18.97.14.88

DOLPHIN nimmt Kurs auf China

[08.08.2026]

Taifun DOLPHIN über­querte nun die süd­lichen Inseln Japans. Doch er hat die Region weiter­hin voll im Griff. Nun geht es weiter in Rich­tung China. Die nächs­ten Un­wetter sind ab­seh­bar und können zu starken Regen­fällen führen.


Seit dem 26. Juli zieht Taifun DOLPHIN durch den Westpazifik. Nachdem er sich im Bereich der Marshallinseln bildete, führte sein Kurs meist in west-nordwestlicher Richtung weiter. Somit lag früh fest, dass der Sturm die Region zwischen Taiwan und Japan erreichen würde.
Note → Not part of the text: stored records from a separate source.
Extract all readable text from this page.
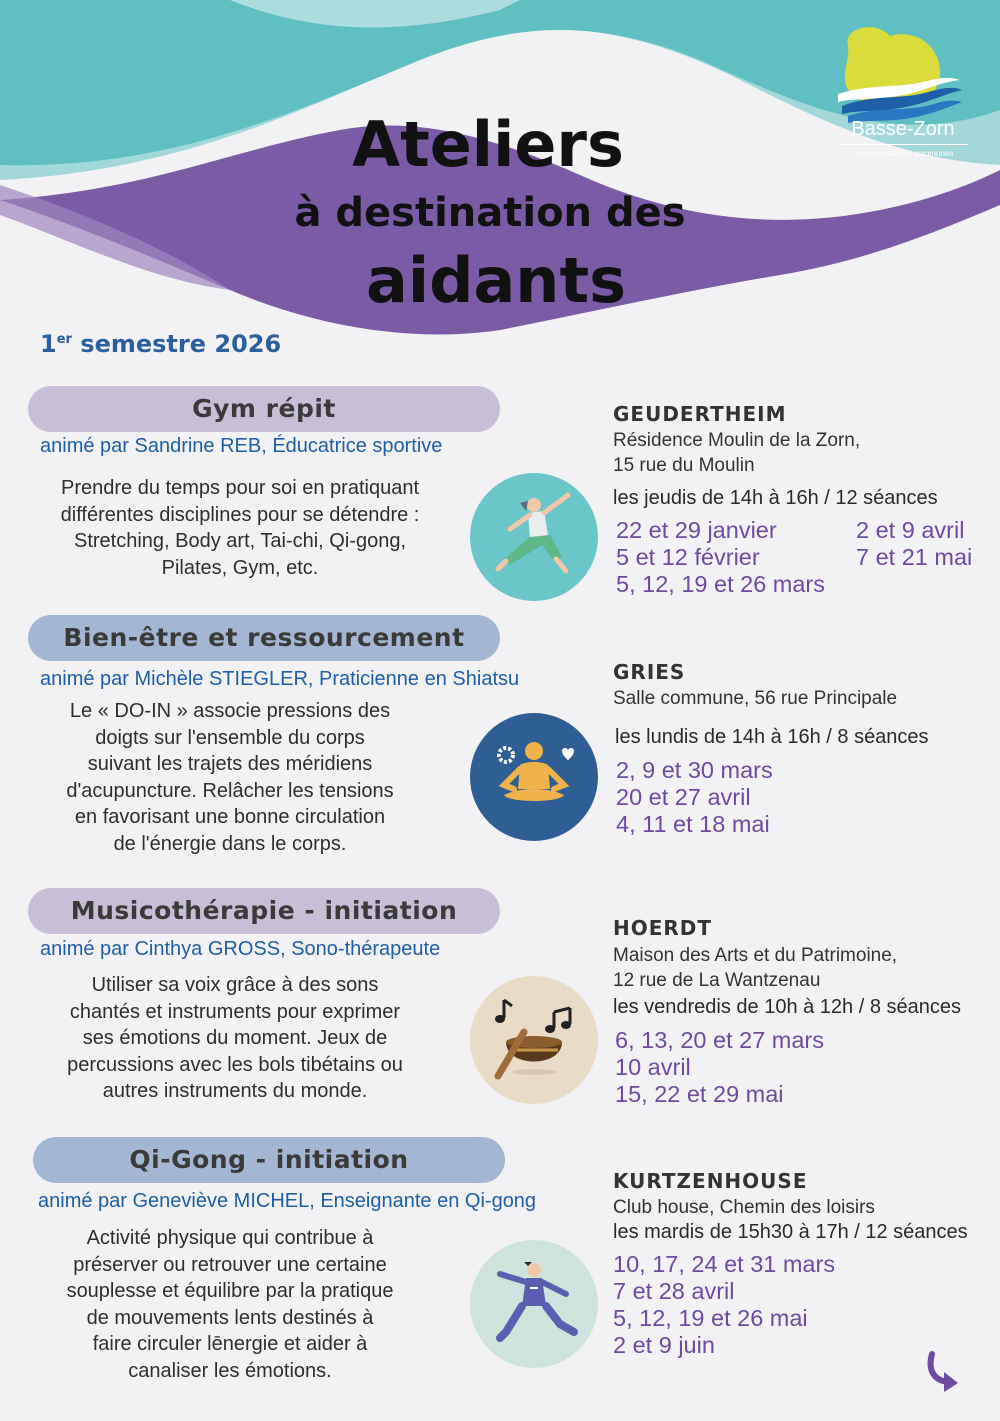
Basse-Zorn
Communauté de communes
Ateliers
à destination des
aidants
1er semestre 2026
Gym répit
animé par Sandrine REB, Éducatrice sportive
Prendre du temps pour soi en pratiquant
différentes disciplines pour se détendre :
Stretching, Body art, Tai-chi, Qi-gong,
Pilates, Gym, etc.
GEUDERTHEIM
Résidence Moulin de la Zorn,
15 rue du Moulin
les jeudis de 14h à 16h / 12 séances
22 et 29 janvier
5 et 12 février
5, 12, 19 et 26 mars
2 et 9 avril
7 et 21 mai
Bien-être et ressourcement
animé par Michèle STIEGLER, Praticienne en Shiatsu
Le « DO-IN » associe pressions des
doigts sur l'ensemble du corps
suivant les trajets des méridiens
d'acupuncture. Relâcher les tensions
en favorisant une bonne circulation
de l'énergie dans le corps.
GRIES
Salle commune, 56 rue Principale
les lundis de 14h à 16h / 8 séances
2, 9 et 30 mars
20 et 27 avril
4, 11 et 18 mai
Musicothérapie - initiation
animé par Cinthya GROSS, Sono-thérapeute
Utiliser sa voix grâce à des sons
chantés et instruments pour exprimer
ses émotions du moment. Jeux de
percussions avec les bols tibétains ou
autres instruments du monde.
HOERDT
Maison des Arts et du Patrimoine,
12 rue de La Wantzenau
les vendredis de 10h à 12h / 8 séances
6, 13, 20 et 27 mars
10 avril
15, 22 et 29 mai
Qi-Gong - initiation
animé par Geneviève MICHEL, Enseignante en Qi-gong
Activité physique qui contribue à
préserver ou retrouver une certaine
souplesse et équilibre par la pratique
de mouvements lents destinés à
faire circuler lēnergie et aider à
canaliser les émotions.
KURTZENHOUSE
Club house, Chemin des loisirs
les mardis de 15h30 à 17h / 12 séances
10, 17, 24 et 31 mars
7 et 28 avril
5, 12, 19 et 26 mai
2 et 9 juin
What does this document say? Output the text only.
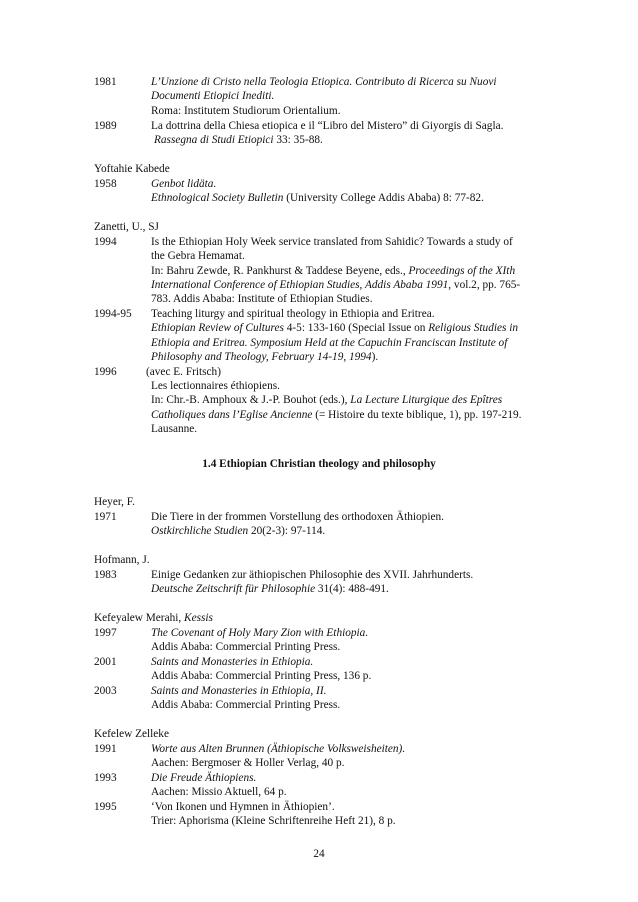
1981	L’Unzione di Cristo nella Teologia Etiopica. Contributo di Ricerca su Nuovi
Documenti Etiopici Inediti.
Roma: Institutem Studiorum Orientalium.
1989	La dottrina della Chiesa etiopica e il “Libro del Mistero” di Giyorgis di Sagla.
Rassegna di Studi Etiopici 33: 35-88.
Yoftahie Kabede
1958	Genbot lidäta.
Ethnological Society Bulletin (University College Addis Ababa) 8: 77-82.
Zanetti, U., SJ
1994	Is the Ethiopian Holy Week service translated from Sahidic? Towards a study of
the Gebra Hemamat.
In: Bahru Zewde, R. Pankhurst & Taddese Beyene, eds., Proceedings of the XIth
International Conference of Ethiopian Studies, Addis Ababa 1991, vol.2, pp. 765-
783. Addis Ababa: Institute of Ethiopian Studies.
1994-95 Teaching liturgy and spiritual theology in Ethiopia and Eritrea.
Ethiopian Review of Cultures 4-5: 133-160 (Special Issue on Religious Studies in
Ethiopia and Eritrea. Symposium Held at the Capuchin Franciscan Institute of
Philosophy and Theology, February 14-19, 1994).
1996	(avec E. Fritsch)
Les lectionnaires éthiopiens.
In: Chr.-B. Amphoux & J.-P. Bouhot (eds.), La Lecture Liturgique des Epîtres
Catholiques dans l’Eglise Ancienne (= Histoire du texte biblique, 1), pp. 197-219.
Lausanne.
1.4 Ethiopian Christian theology and philosophy
Heyer, F.
1971	Die Tiere in der frommen Vorstellung des orthodoxen Äthiopien.
Ostkirchliche Studien 20(2-3): 97-114.
Hofmann, J.
1983	Einige Gedanken zur äthiopischen Philosophie des XVII. Jahrhunderts.
Deutsche Zeitschrift für Philosophie 31(4): 488-491.
Kefeyalew Merahi, Kessis
1997	The Covenant of Holy Mary Zion with Ethiopia.
Addis Ababa: Commercial Printing Press.
2001	Saints and Monasteries in Ethiopia.
Addis Ababa: Commercial Printing Press, 136 p.
2003	Saints and Monasteries in Ethiopia, II.
Addis Ababa: Commercial Printing Press.
Kefelew Zelleke
1991	Worte aus Alten Brunnen (Äthiopische Volksweisheiten).
Aachen: Bergmoser & Holler Verlag, 40 p.
1993	Die Freude Äthiopiens.
Aachen: Missio Aktuell, 64 p.
1995	‘Von Ikonen und Hymnen in Äthiopien’.
Trier: Aphorisma (Kleine Schriftenreihe Heft 21), 8 p.
24
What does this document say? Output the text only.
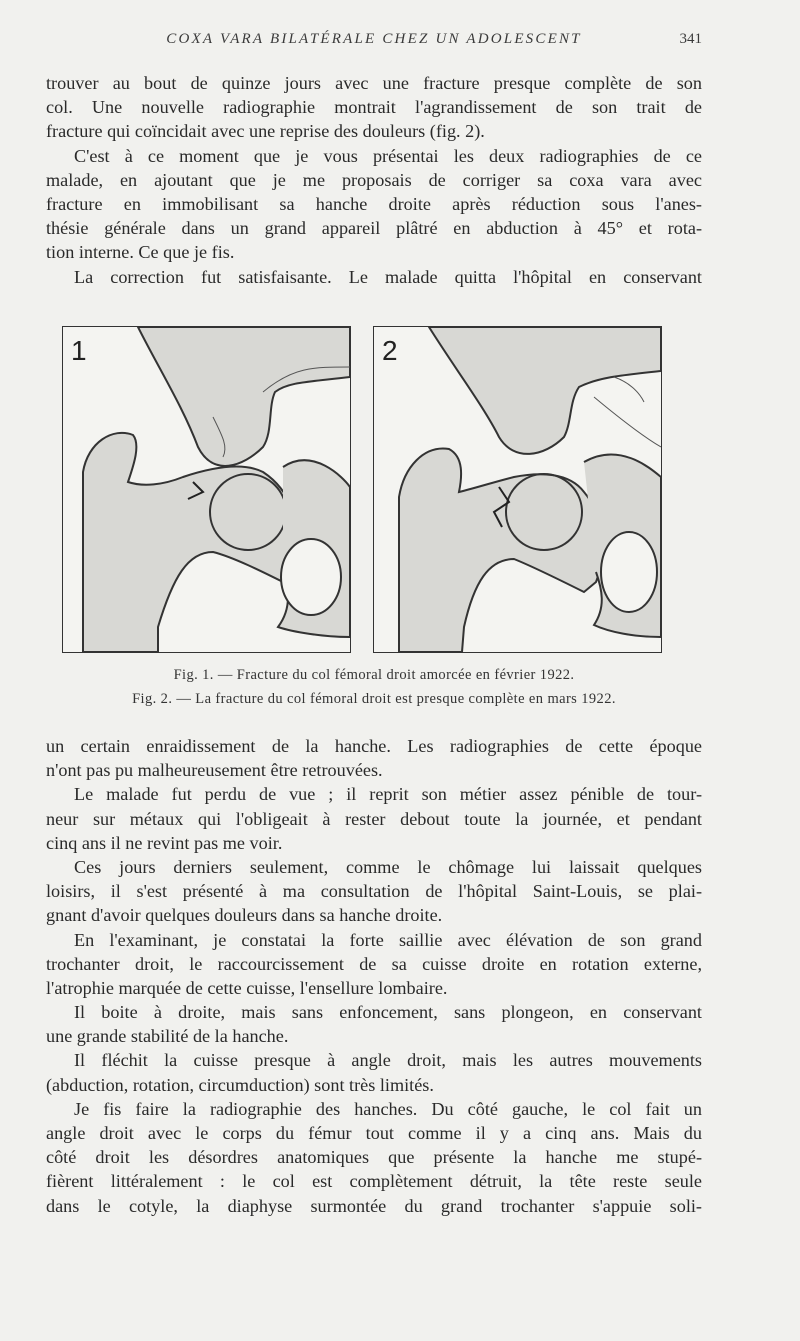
COXA VARA BILATÉRALE CHEZ UN ADOLESCENT	341
trouver au bout de quinze jours avec une fracture presque complète de son
col. Une nouvelle radiographie montrait l'agrandissement de son trait de
fracture qui coïncidait avec une reprise des douleurs (fig. 2).
C'est à ce moment que je vous présentai les deux radiographies de ce
malade, en ajoutant que je me proposais de corriger sa coxa vara avec
fracture en immobilisant sa hanche droite après réduction sous l'anes-
thésie générale dans un grand appareil plâtré en abduction à 45° et rota-
tion interne. Ce que je fis.
La correction fut satisfaisante. Le malade quitta l'hôpital en conservant
1	2
Fig. 1. — Fracture du col fémoral droit amorcée en février 1922.
Fig. 2. — La fracture du col fémoral droit est presque complète en mars 1922.
un certain enraidissement de la hanche. Les radiographies de cette époque
n'ont pas pu malheureusement être retrouvées.
Le malade fut perdu de vue ; il reprit son métier assez pénible de tour-
neur sur métaux qui l'obligeait à rester debout toute la journée, et pendant
cinq ans il ne revint pas me voir.
Ces jours derniers seulement, comme le chômage lui laissait quelques
loisirs, il s'est présenté à ma consultation de l'hôpital Saint-Louis, se plai-
gnant d'avoir quelques douleurs dans sa hanche droite.
En l'examinant, je constatai la forte saillie avec élévation de son grand
trochanter droit, le raccourcissement de sa cuisse droite en rotation externe,
l'atrophie marquée de cette cuisse, l'ensellure lombaire.
Il boite à droite, mais sans enfoncement, sans plongeon, en conservant
une grande stabilité de la hanche.
Il fléchit la cuisse presque à angle droit, mais les autres mouvements
(abduction, rotation, circumduction) sont très limités.
Je fis faire la radiographie des hanches. Du côté gauche, le col fait un
angle droit avec le corps du fémur tout comme il y a cinq ans. Mais du
côté droit les désordres anatomiques que présente la hanche me stupé-
fièrent littéralement : le col est complètement détruit, la tête reste seule
dans le cotyle, la diaphyse surmontée du grand trochanter s'appuie soli-
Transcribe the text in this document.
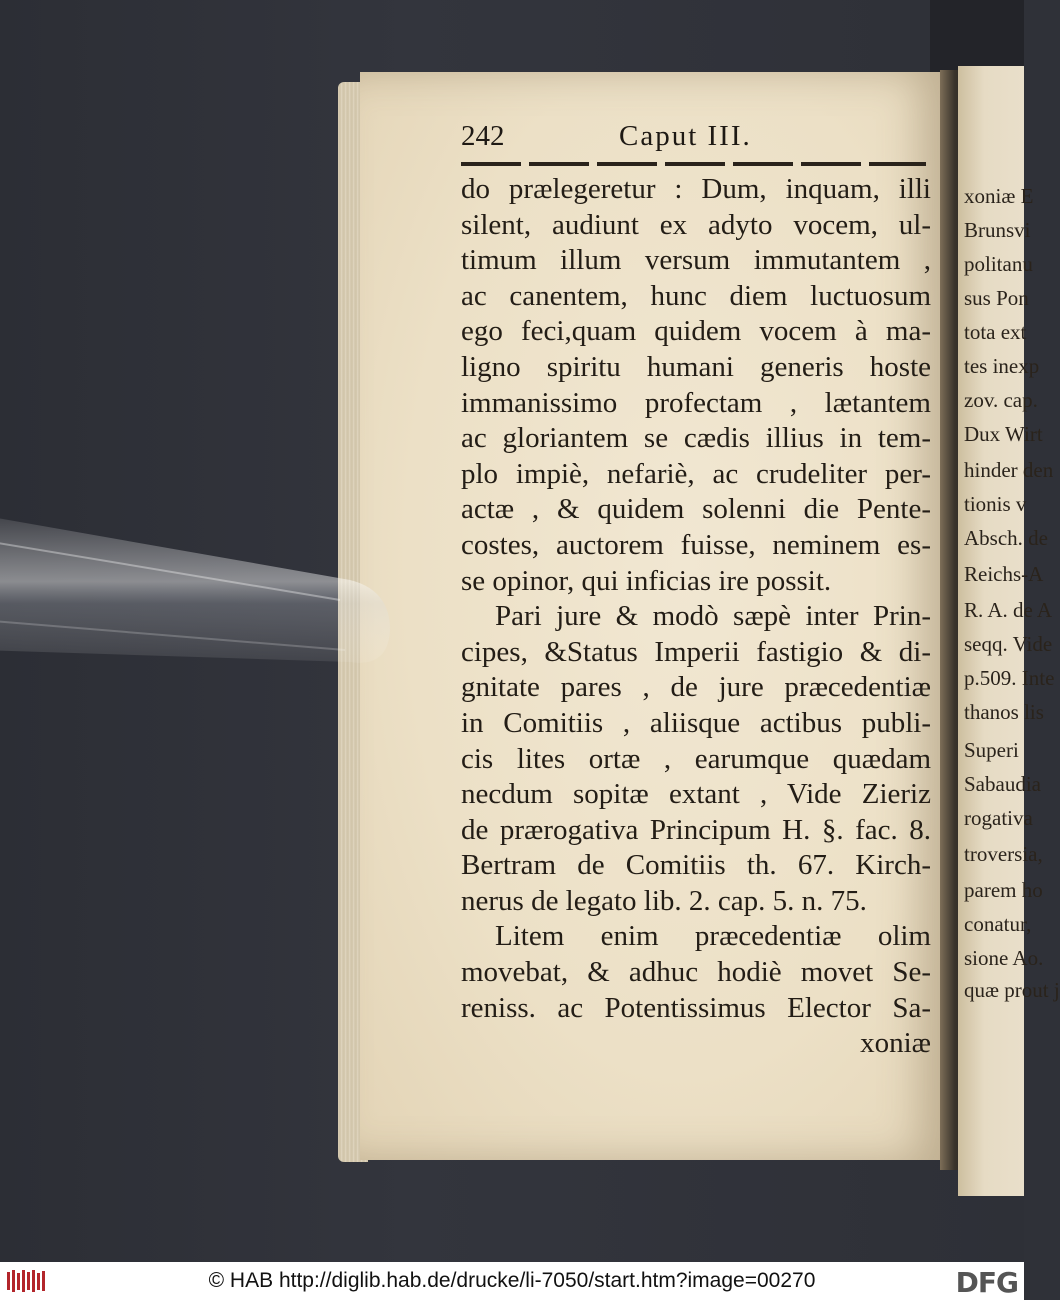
xoniæ E
Brunsvi
politanu
sus Pon
tota ext
tes inexp
zov. cap.
Dux Wirt
hinder den
tionis v
Absch. de
Reichs-A
R. A. de A
seqq. Vide
p.509. Inte
thanos lis
Superi
Sabaudia
rogativa
troversia,
parem ho
conatur,
sione Ao.
quæ prout j
242	Caput III.
do prælegeretur : Dum, inquam, illi
silent, audiunt ex adyto vocem, ul-
timum illum versum immutantem ,
ac canentem, hunc diem luctuosum
ego feci,quam quidem vocem à ma-
ligno spiritu humani generis hoste
immanissimo profectam , lætantem
ac gloriantem se cædis illius in tem-
plo impiè, nefariè, ac crudeliter per-
actæ , & quidem solenni die Pente-
costes, auctorem fuisse, neminem es-
se opinor, qui inficias ire possit.
Pari jure & modò sæpè inter Prin-
cipes, &Status Imperii fastigio & di-
gnitate pares , de jure præcedentiæ
in Comitiis , aliisque actibus publi-
cis lites ortæ , earumque quædam
necdum sopitæ extant , Vide Zieriz
de prærogativa Principum H. §. fac. 8.
Bertram de Comitiis th. 67. Kirch-
nerus de legato lib. 2. cap. 5. n. 75.
Litem enim præcedentiæ olim
movebat, & adhuc hodiè movet Se-
reniss. ac Potentissimus Elector Sa-
xoniæ
© HAB http://diglib.hab.de/drucke/li-7050/start.htm?image=00270	DFG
Nachdem er sich zwei Tage nach seiner Entstehung bereits zum Taifun ausbildete, erreichte er vom 30. bis 31. Juli, also 48 Stunden lang, seine höchste Intensität. Dabei lag der Luftdruck im Zentrum bei 910 hPa und die Windgeschwindigkeiten bei 204 bis 287 km/h. Das entsprach der Kategorie 4 bis 5 auf der Saffir-Simpson-Hurrikan-Skala, je nachdem, ob man den Luftdruck oder die Windstärke betrachtet.


Auf seinem weiteren Weg steuerte er kontinuierlich auf sein Zielgebiet zu. Die Prognosen änderten sich leider nicht. Gestern zog er schließlich über die südlichen Inseln Japans hinweg und verstärkte sich zwischenzeitlich sogar noch einmal leicht.



Abb. 1: Windgeschwindigkeiten im Bereich des Ostchinesischen Meeres am 8. August 2026 um 5 UTC.


Nun befindet er sich zwar im Ostchinesischen Meer, sorgt aber weiterhin auf den japanischen Inseln bis in den Norden Taiwans für teils sehr stürmisches Wetter. Die Windgeschwindigkeiten an den örtlichen Wetterstationen erreichen 70 bis 120 km/h.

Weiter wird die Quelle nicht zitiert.